By May 2018, the legal requirements of the General Data Protection (GDPR) are applicable for the protection of personal data in Europe. To establish a specification that allows controllers to electronically express the permissions and restrictions for given personal data, it is necessary that such vocabulary is capable to express what the GDPR requires in terms of transparency. It should further be capable to represent cornerstones from the GDPR throughout the data’s lifecycle (which means from the moment of collection, during storage and processing and until its deletion.).
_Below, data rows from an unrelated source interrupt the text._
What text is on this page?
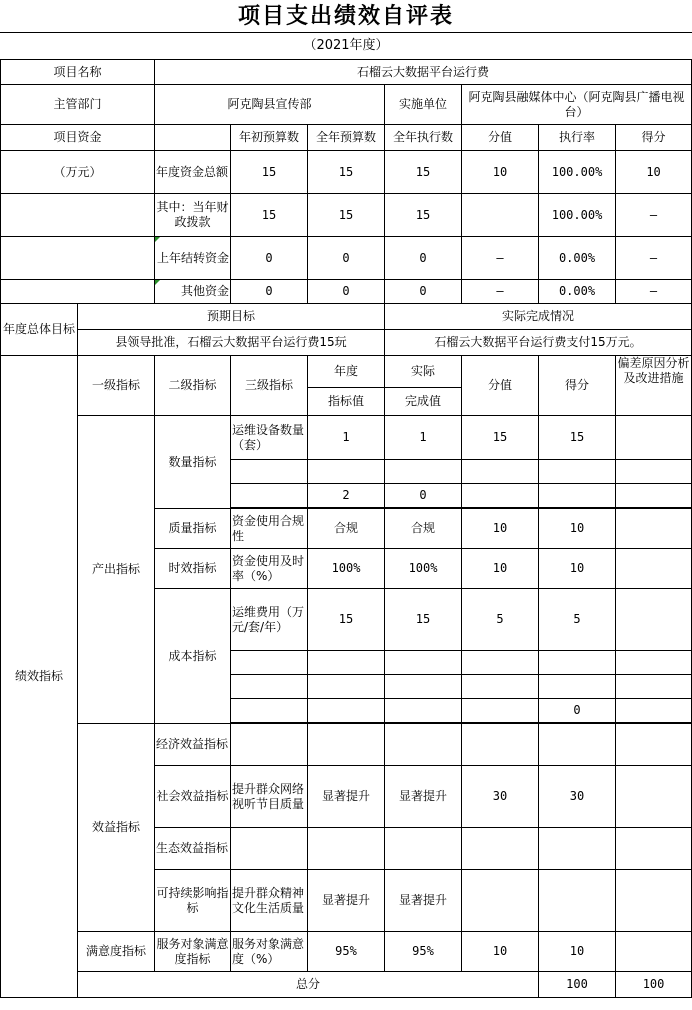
项目支出绩效自评表
（2021年度）
项目名称		石榴云大数据平台运行费							
主管部门		阿克陶县宣传部			实施单位	阿克陶县融媒体中心（阿克陶县广播电视台）			
项目资金			年初预算数	全年预算数	全年执行数	分值	执行率	得分	
（万元）		年度资金总额	15	15	15	10	100.00%	10	
		其中：当年财政拨款	15	15	15		100.00%	—	
		上年结转资金	0	0	0	—	0.00%	—	
		其他资金	0	0	0	—	0.00%	—	
年度总体目标	预期目标				实际完成情况				
	县领导批准，石榴云大数据平台运行费15玩				石榴云大数据平台运行费支付15万元。				
绩效指标	一级指标	二级指标	三级指标	年度	实际	分值	得分	偏差原因分析及改进措施	
				指标值	完成值				
	产出指标	数量指标	运维设备数量（套）	1	1	15	15		

				2	0				

		质量指标	资金使用合规性	合规	合规	10	10		
		时效指标	资金使用及时率（%）	100%	100%	10	10		
		成本指标	运维费用（万元/套/年）	15	15	5	5		

							0		

	效益指标	经济效益指标							
		社会效益指标	提升群众网络视听节目质量	显著提升	显著提升	30	30		
		生态效益指标							
		可持续影响指标	提升群众精神文化生活质量	显著提升	显著提升				
	满意度指标	服务对象满意度指标	服务对象满意度（%）	95%	95%	10	10		
	总分						100	100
Important meta-information linked to the personal data processed must be available and ideally, automatically enforceable.  Such a specification must be able to convey the following information:

·         Category of personal data

o   Categories of personal data are processed and if special categories of personal according to Art. 9 GDPR are processed.

o   Special categories of personal data include:

§  racial or ethnic origin,

§  political opinions,

§  religious or philosophical beliefs,

§  trade union membership, 

§  genetic data, 

§  biometric data for the purpose of uniquely identifying a natural person,

§  data concerning health,

§  data concerning a natural person's sex life or sexual orientation

o   Further categories may be defined, e.g. master record data, location and movement data, call records, communication metadata, logfile data.

·         Purpose limitation    

o   For which specific, explicit and legitimate purposes is the personal data collected, stored and processed?

·         Legal ground

o   On which legal ground is the processing based?

o   If the legal ground is the data subject’s consent, it should be able to express: a link to the specific consent given (e.g. the privacy policy and its version), additional information on the status of the consent

§  given – if yes, specific whether explicit or implicit

§  pending / withheld

§  withdrawn

§  referring to the personal data of a minor

§  referring to the personal data of a disabled person in need of specific accessibility provisions to manage consent

·         The identity of the controller

o   The entity or multiple entities (joint) controller(s) determining purpose and means of the processing.

·         The identity of involved processors

·         Cross-border data transfers and involved countries

o   Are data transferred to another country to be stored and/or processed there? If yes, differentiate between:

§  Data transfer within the European Union 

§  Data transfer to a third country and basis for compliance with Art. 44 et seq. GDPR (adequacy decision, appropriate safeguards, binding corporate rules) and where possible a link documenting the latter, e.g. to the Commission’s adequacy decision or the BCR.

§  Other third country

·         Specific rules on how to handle the personal data, for example:

o   User/access activity allowed, like read-only, write, rectify, disclose, deletion

o   Anonymize / pseudonymize / encrypt

o   Time for deletion [delete by…], [delete x month after <event>], etc.

o   Notify [define notification rules e.g. towards data subject, eventually with predefined action time]

We see room for further research and exploration to which extent data vocabularies can help with expressing rules on the handling of personal information in accordance with the GDPR. We see the workshop as an ideal field for discussion on this topic and will provide our legal view on the interpretation of the GDPR where necessary.

So, ULD sees a number of issues that may be discussed in the context of data vocabularies and semantics, for example:

·         Error handling: What about modelling errors or inconsistencies? How does a system react to these?

·         How to avoid insufficient classification models and perspective-issues?

·         Adaptability of the vocabulary: Is it possible to extend the vocabulary – e.g. add further categories of data or purposes. This may be necessary in case of evolving or changing laws or the application in foreign jurisdictions.

·         How to take into account specific circumstances and eventually, inherent risks of the individual processing operation?

·         How to take into account issues relating to the quality and reliability of personal information, especially in the context of profiling and scoring? How to avoid dangers of cognitive bias and discrimination based on data? In which way can technology support transparency about inferences for the data subject?

·         In which way must configurations/changes to the vocabularies and semantics be documented?